2. caricamento di Raji cellule con SEB

  1. Preparare due provette di Falcon da 15 mL con 1.5 x 106 cellule di Raji per tubo. Rotazione verso il basso le cellule (300 x g per 6 min a temperatura ambiente) e scartare il surnatante.
  2. Risospendere le cellule in medium residua (circa 50 – 100 µ l), µ l 1,9 (1,9 µ g) SEB e incubare a temperatura ambiente per 15 minuti aggiungere 5 mL di terreno di coltura, rotazione verso il basso le cellule (300 x g per 6 min a temperatura ambiente) e risospendere il pellet in terreno di coltura (RPMI 1640 + 10% FCS) ad una densità di 1 x 106 cellule/mL.
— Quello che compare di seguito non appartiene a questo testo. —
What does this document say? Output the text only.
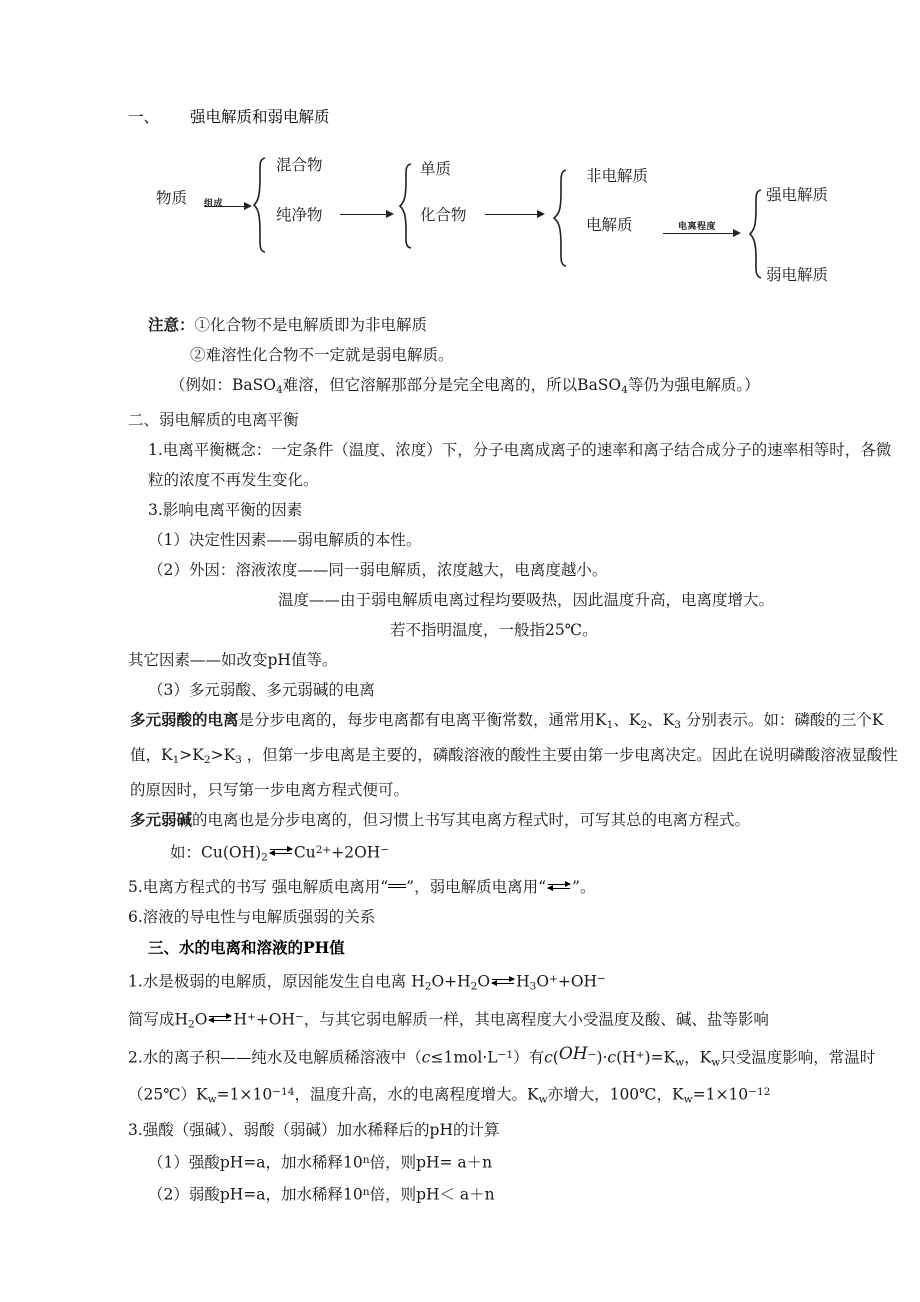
一、 强电解质和弱电解质
物质 组成
混合物
纯净物
单质
化合物
非电解质
电解质	电离程度
强电解质
弱电解质
注意：①化合物不是电解质即为非电解质
②难溶性化合物不一定就是弱电解质。
（例如：BaSO$_4$难溶，但它溶解那部分是完全电离的，所以BaSO$_4$等仍为强电解质。）
二、弱电解质的电离平衡
1.电离平衡概念：一定条件（温度、浓度）下，分子电离成离子的速率和离子结合成分子的速率相等时，各微粒的浓度不再发生变化。
3.影响电离平衡的因素
（1）决定性因素——弱电解质的本性。
（2）外因：溶液浓度——同一弱电解质，浓度越大，电离度越小。
温度——由于弱电解质电离过程均要吸热，因此温度升高，电离度增大。
若不指明温度，一般指25℃。
其它因素——如改变pH值等。
（3）多元弱酸、多元弱碱的电离
多元弱酸的电离是分步电离的，每步电离都有电离平衡常数，通常用$K_1$、$K_2$、$K_3$ 分别表示。如：磷酸的三个K值，$K_1>K_2>K_3$ ，但第一步电离是主要的，磷酸溶液的酸性主要由第一步电离决定。因此在说明磷酸溶液显酸性的原因时，只写第一步电离方程式便可。
多元弱碱的电离也是分步电离的，但习惯上书写其电离方程式时，可写其总的电离方程式。
如：$Cu(OH)_2$ $Cu^{2+}+2OH^-$
5.电离方程式的书写 强电解质电离用“ ”，弱电解质电离用“ ”。
6.溶液的导电性与电解质强弱的关系
三、水的电离和溶液的PH值
1.水是极弱的电解质，原因能发生自电离 $H_2O+H_2O$ $H_3O^++OH^-$
简写成$H_2O$ H++OH−，与其它弱电解质一样，其电离程度大小受温度及酸、碱、盐等影响
2.水的离子积——纯水及电解质稀溶液中$(c\le 1mol\cdot L^{-1})$有$c(OH^-)\cdot c(H^+)=K_w$，$K_w$只受温度影响，常温时$(25℃)K_w=1\times 10^{-14}$，温度升高，水的电离程度增大。$K_w$亦增大，100℃，$K_w=1\times 10^{-12}$
3.强酸（强碱）、弱酸（弱碱）加水稀释后的pH的计算
（1）强酸pH=a，加水稀释10$^n$倍，则pH= a＋n
（2）弱酸pH=a，加水稀释10$^n$倍，则pH＜ a＋n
3. induzione di sinapsi immuni e protocollo di colorazione

  1. Pipettare 500 µ l della preparazione delle cellule di Raji SEB-caricato in un tubo di FACS e 500 µ l della preparazione delle cellule di Raji scaricate in un altro tubo di FACS. Aggiungere 650 µ l di pan-leucociti in ciascuna provetta e centrifugare le cellule (300 x g per 10 min a temperatura ambiente). Eliminare il supernatante e risospendere il pellet in 150 µ l di terreno di coltura (RPMI1640 + 10% FCS). Incubare a 37 ° C (in genere per 45 min).
  2. Vortice di delicatamente le cellule (10 s a 1.000 giri/min) e aggiungere 1,5 mL di paraformaldeide (1,5%) durante il vortice per fissare le cellule. Fermare la fissazione aggiungendo 1 mL di PBS + BSA 1%. Appallottolare le celle (300 x g per 10 min a temperatura ambiente e risospensione del pellet in 1 mL di PBS + BSA 1% dopo incubazione a temperatura ambiente per 10 min.
  3. A pellet (300 x g per 10 min a temperatura ambiente) e risospendere le cellule in 100 µ l di PBS + BSA 1% + 0,1% saponina per 15 min a temperatura ambiente per permeabilize le cellule (piastra 96 pozzetti, a forma di U).
  4. Lavare le cellule in PBS + BSA 1% + 0,1% saponina con centrifugazione (300 x g per 10 min a temperatura ambiente) e risospendere il pellet cellulare in 50 µ l di PBS + BSA 1% + 0,1% saponina contenenti anticorpi fluorophore-etichettati o composti (CD3-PE-TxRed (01:30), Phalloidin-AF647 (1: 150) e DAPI (1:3, 000)).
  5. Incubare le cellule a temperatura ambiente al buio per 30 min. lavare le cellule 3 volte aggiungendo 1 mL di PBS + BSA 1% + 0,1% saponina. Centrifugare a 300 x g per 10 min a temperatura ambiente. Re-risospendere le cellule in 60 µ l di PBS per imaging citometria a flusso.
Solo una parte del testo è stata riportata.